Звук приближающегося легкового автомобиля заглушало рычание автобуса и душераздирающий крик:

– Где вы там, е… вашу мать, барыни какие, сколько можно ждать.

– Иду, – Лилька выглянула в окно. – Я, Оля, пошла. Говорила тебе: согласишься на начальство, так считай, в рабство по полной программе подзалетишь. Не дай бог еще вляпаешься в их партию, лучше сразу прямо в кучу дерьма. От него хоть отмыться можно.

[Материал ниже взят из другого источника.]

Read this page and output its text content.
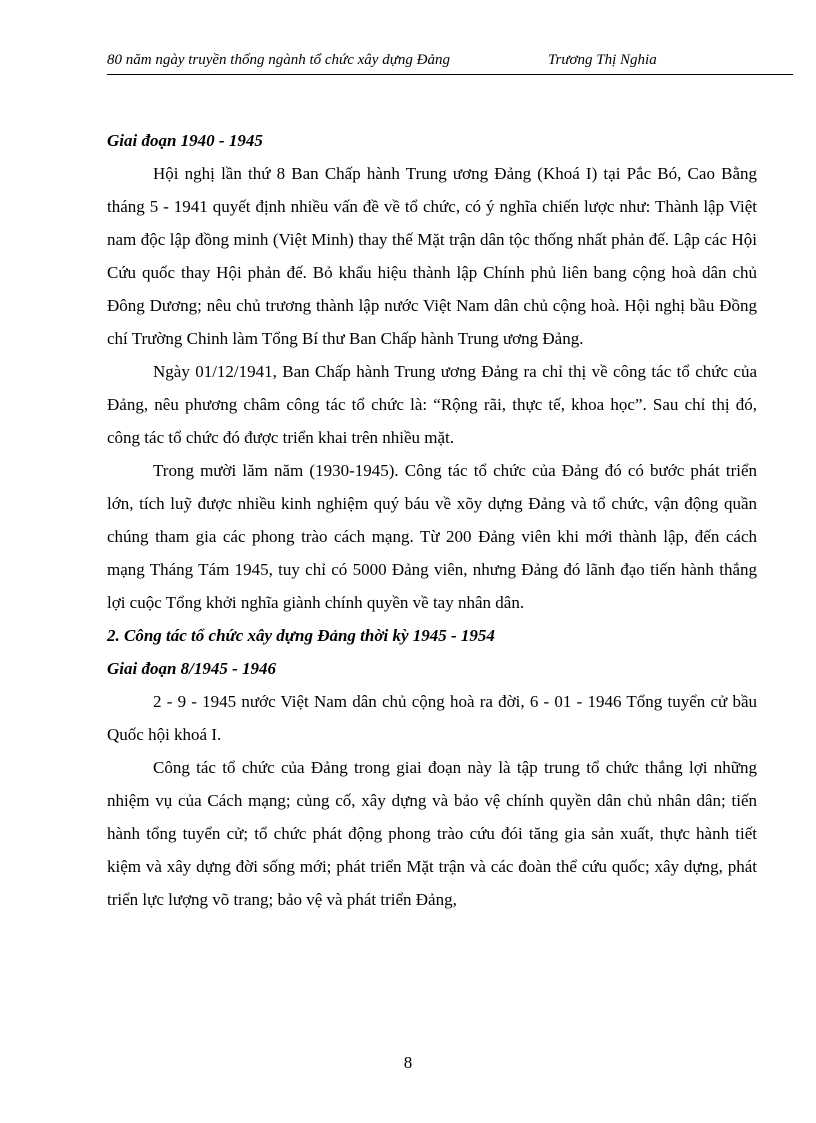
80 năm ngày truyền thống ngành tổ chức xây dựng Đảng	Trương Thị Nghia

Giai đoạn 1940 - 1945

Hội nghị lần thứ 8 Ban Chấp hành Trung ương Đảng (Khoá I) tại Pắc Bó, Cao Bằng tháng 5 - 1941 quyết định nhiều vấn đề về tổ chức, có ý nghĩa chiến lược như: Thành lập Việt nam độc lập đồng minh (Việt Minh) thay thế Mặt trận dân tộc thống nhất phản đế. Lập các Hội Cứu quốc thay Hội phản đế. Bỏ khẩu hiệu thành lập Chính phủ liên bang cộng hoà dân chủ Đông Dương; nêu chủ trương thành lập nước Việt Nam dân chủ cộng hoà. Hội nghị bầu Đồng chí Trường Chinh làm Tổng Bí thư Ban Chấp hành Trung ương Đảng.

Ngày 01/12/1941, Ban Chấp hành Trung ương Đảng ra chỉ thị về công tác tổ chức của Đảng, nêu phương châm công tác tổ chức là: “Rộng rãi, thực tế, khoa học”. Sau chỉ thị đó, công tác tổ chức đó được triển khai trên nhiều mặt.

Trong mười lăm năm (1930-1945). Công tác tổ chức của Đảng đó có bước phát triển lớn, tích luỹ được nhiều kinh nghiệm quý báu về xõy dựng Đảng và tổ chức, vận động quần chúng tham gia các phong trào cách mạng. Từ 200 Đảng viên khi mới thành lập, đến cách mạng Tháng Tám 1945, tuy chỉ có 5000 Đảng viên, nhưng Đảng đó lãnh đạo tiến hành thắng lợi cuộc Tổng khởi nghĩa giành chính quyền về tay nhân dân.

2. Công tác tổ chức xây dựng Đảng thời kỳ 1945 - 1954

Giai đoạn 8/1945 - 1946

2 - 9 - 1945 nước Việt Nam dân chủ cộng hoà ra đời, 6 - 01 - 1946 Tổng tuyển cử bầu Quốc hội khoá I.

Công tác tổ chức của Đảng trong giai đoạn này là tập trung tổ chức thắng lợi những nhiệm vụ của Cách mạng; củng cố, xây dựng và bảo vệ chính quyền dân chủ nhân dân; tiến hành tổng tuyển cử; tổ chức phát động phong trào cứu đói tăng gia sản xuất, thực hành tiết kiệm và xây dựng đời sống mới; phát triển Mặt trận và các đoàn thể cứu quốc; xây dựng, phát triển lực lượng võ trang; bảo vệ và phát triển Đảng,

8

Лилька, плавно неся свое массивное упитанное тело, мелкими шажками засеменила к автобусу; я лишь слышала, как, подойдя к нему, она громко завопила:

– Кто это мою маму хотел поиметь? Твой хахаль тщедушный? Чем? У него огуречик обоссанный давно повис, бесполезно болтается меж ног.

– Ох, Лилька, молодец, никому спуску не дает, – рассмеялась я и отправилась к директору.

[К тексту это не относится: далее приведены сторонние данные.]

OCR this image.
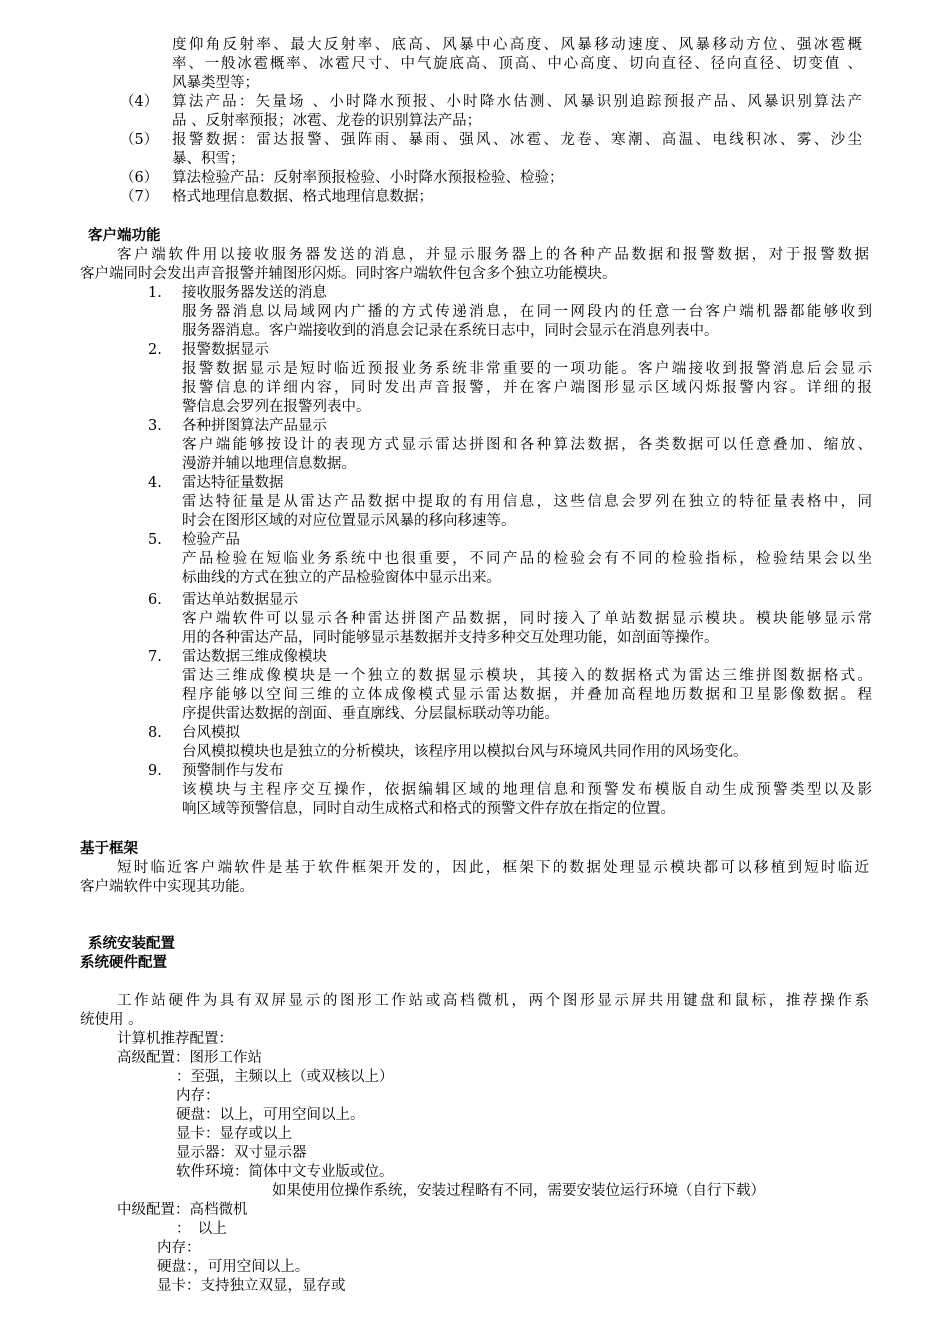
度仰角反射率、最大反射率、底高、风暴中心高度、风暴移动速度、风暴移动方位、强冰雹概
率、一般冰雹概率、冰雹尺寸、中气旋底高、顶高、中心高度、切向直径、径向直径、切变值 、
风暴类型等；
（4） 算法产品：矢量场 、小时降水预报、小时降水估测、风暴识别追踪预报产品、风暴识别算法产
品 、反射率预报；冰雹、龙卷的识别算法产品；
（5） 报警数据：雷达报警、强阵雨、暴雨、强风、冰雹、龙卷、寒潮、高温、电线积冰、雾、沙尘
暴、积雪；
（6） 算法检验产品：反射率预报检验、小时降水预报检验、检验；
（7） 格式地理信息数据、格式地理信息数据；
客户端功能
客户端软件用以接收服务器发送的消息，并显示服务器上的各种产品数据和报警数据，对于报警数据
客户端同时会发出声音报警并辅图形闪烁。同时客户端软件包含多个独立功能模块。
1. 接收服务器发送的消息
服务器消息以局域网内广播的方式传递消息，在同一网段内的任意一台客户端机器都能够收到
服务器消息。客户端接收到的消息会记录在系统日志中，同时会显示在消息列表中。
2. 报警数据显示
报警数据显示是短时临近预报业务系统非常重要的一项功能。客户端接收到报警消息后会显示
报警信息的详细内容，同时发出声音报警，并在客户端图形显示区域闪烁报警内容。详细的报
警信息会罗列在报警列表中。
3. 各种拼图算法产品显示
客户端能够按设计的表现方式显示雷达拼图和各种算法数据，各类数据可以任意叠加、缩放、
漫游并辅以地理信息数据。
4. 雷达特征量数据
雷达特征量是从雷达产品数据中提取的有用信息，这些信息会罗列在独立的特征量表格中，同
时会在图形区域的对应位置显示风暴的移向移速等。
5. 检验产品
产品检验在短临业务系统中也很重要，不同产品的检验会有不同的检验指标，检验结果会以坐
标曲线的方式在独立的产品检验窗体中显示出来。
6. 雷达单站数据显示
客户端软件可以显示各种雷达拼图产品数据，同时接入了单站数据显示模块。模块能够显示常
用的各种雷达产品，同时能够显示基数据并支持多种交互处理功能，如剖面等操作。
7. 雷达数据三维成像模块
雷达三维成像模块是一个独立的数据显示模块，其接入的数据格式为雷达三维拼图数据格式。
程序能够以空间三维的立体成像模式显示雷达数据，并叠加高程地历数据和卫星影像数据。程
序提供雷达数据的剖面、垂直廓线、分层鼠标联动等功能。
8. 台风模拟
台风模拟模块也是独立的分析模块，该程序用以模拟台风与环境风共同作用的风场变化。
9. 预警制作与发布
该模块与主程序交互操作，依据编辑区域的地理信息和预警发布模版自动生成预警类型以及影
响区域等预警信息，同时自动生成格式和格式的预警文件存放在指定的位置。
基于框架
短时临近客户端软件是基于软件框架开发的，因此，框架下的数据处理显示模块都可以移植到短时临近
客户端软件中实现其功能。
系统安装配置
系统硬件配置
工作站硬件为具有双屏显示的图形工作站或高档微机，两个图形显示屏共用键盘和鼠标，推荐操作系
统使用 。
计算机推荐配置：
高级配置：图形工作站
：至强，主频以上（或双核以上）
内存：
硬盘：以上，可用空间以上。
显卡：显存或以上
显示器：双寸显示器
软件环境：简体中文专业版或位。
如果使用位操作系统，安装过程略有不同，需要安装位运行环境（自行下载）
中级配置：高档微机
：　以上
内存：
硬盘：，可用空间以上。
显卡：支持独立双显，显存或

Подруга была права: две черные «Волги» дрейфовали по нашу душу. Тяжелая райкомовская артиллерия нагрянула. Неужели опять пристанут с корректировкой плана, им для отчета своему горкомовскому начальству большие объемы нужны, так пусть сами приписывают; я же им еще в прошлый раз сказала, что родное государство и правительство ни за какие коврижки обманывать не стану. И в партию пусть не зовут, не мое это, хватит с меня пионеров и комсомола, да еще и октябрятства (едва не произнесла – октяб…ятства). Они чуть не усрались, немая сцена была, как в «Ревизоре».

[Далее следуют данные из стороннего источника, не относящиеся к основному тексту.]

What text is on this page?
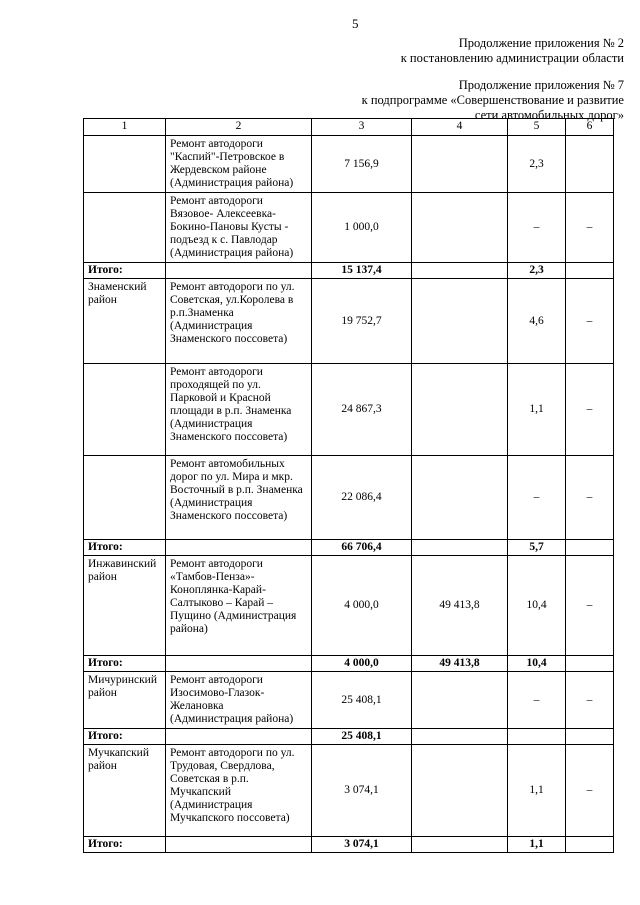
5
Продолжение приложения № 2
к постановлению администрации области
Продолжение приложения № 7
к подпрограмме «Совершенствование и развитие
сети автомобильных дорог»
1	2	3	4	5	6
	Ремонт автодороги "Каспий"-Петровское в Жердевском районе (Администрация района)	7 156,9		2,3	
	Ремонт автодороги Вязовое- Алексеевка-Бокино-Пановы Кусты - подъезд к с. Павлодар (Администрация района)	1 000,0		–	–
Итого:		15 137,4		2,3	
Знаменский район	Ремонт автодороги по ул. Советская, ул.Королева в р.п.Знаменка (Администрация Знаменского поссовета)	19 752,7		4,6	–
	Ремонт автодороги проходящей по ул. Парковой и Красной площади в р.п. Знаменка (Администрация Знаменского поссовета)	24 867,3		1,1	–
	Ремонт автомобильных дорог по ул. Мира и мкр. Восточный в р.п. Знаменка (Администрация Знаменского поссовета)	22 086,4		–	–
Итого:		66 706,4		5,7	
Инжавинский район	Ремонт автодороги «Тамбов-Пенза»-Коноплянка-Карай-Салтыково – Карай – Пущино (Администрация района)	4 000,0	49 413,8	10,4	–
Итого:		4 000,0	49 413,8	10,4	
Мичуринский район	Ремонт автодороги Изосимово-Глазок-Желановка (Администрация района)	25 408,1		–	–
Итого:		25 408,1			
Мучкапский район	Ремонт автодороги по ул. Трудовая, Свердлова, Советская в р.п. Мучкапский (Администрация Мучкапского поссовета)	3 074,1		1,1	–
Итого:		3 074,1		1,1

На этот раз все обстояло иначе. Райкомовская артиллерия палила из всех орудий благодарность базе за ударную работу. У директора отлегло на сердце, он весь расцвел, распустился в улыбке, будто цветочный; он-то думал, сейчас устроят головомойку и навешают очередных пендалей (чуть не вырвалось – пи…ей). Но обошлось, даже не заикнулись, что хорошо бы чем-нибудь поживиться.

– Мы не будем вас задерживать. С праздником! – первым поднялся из-за стола главный райкомовец.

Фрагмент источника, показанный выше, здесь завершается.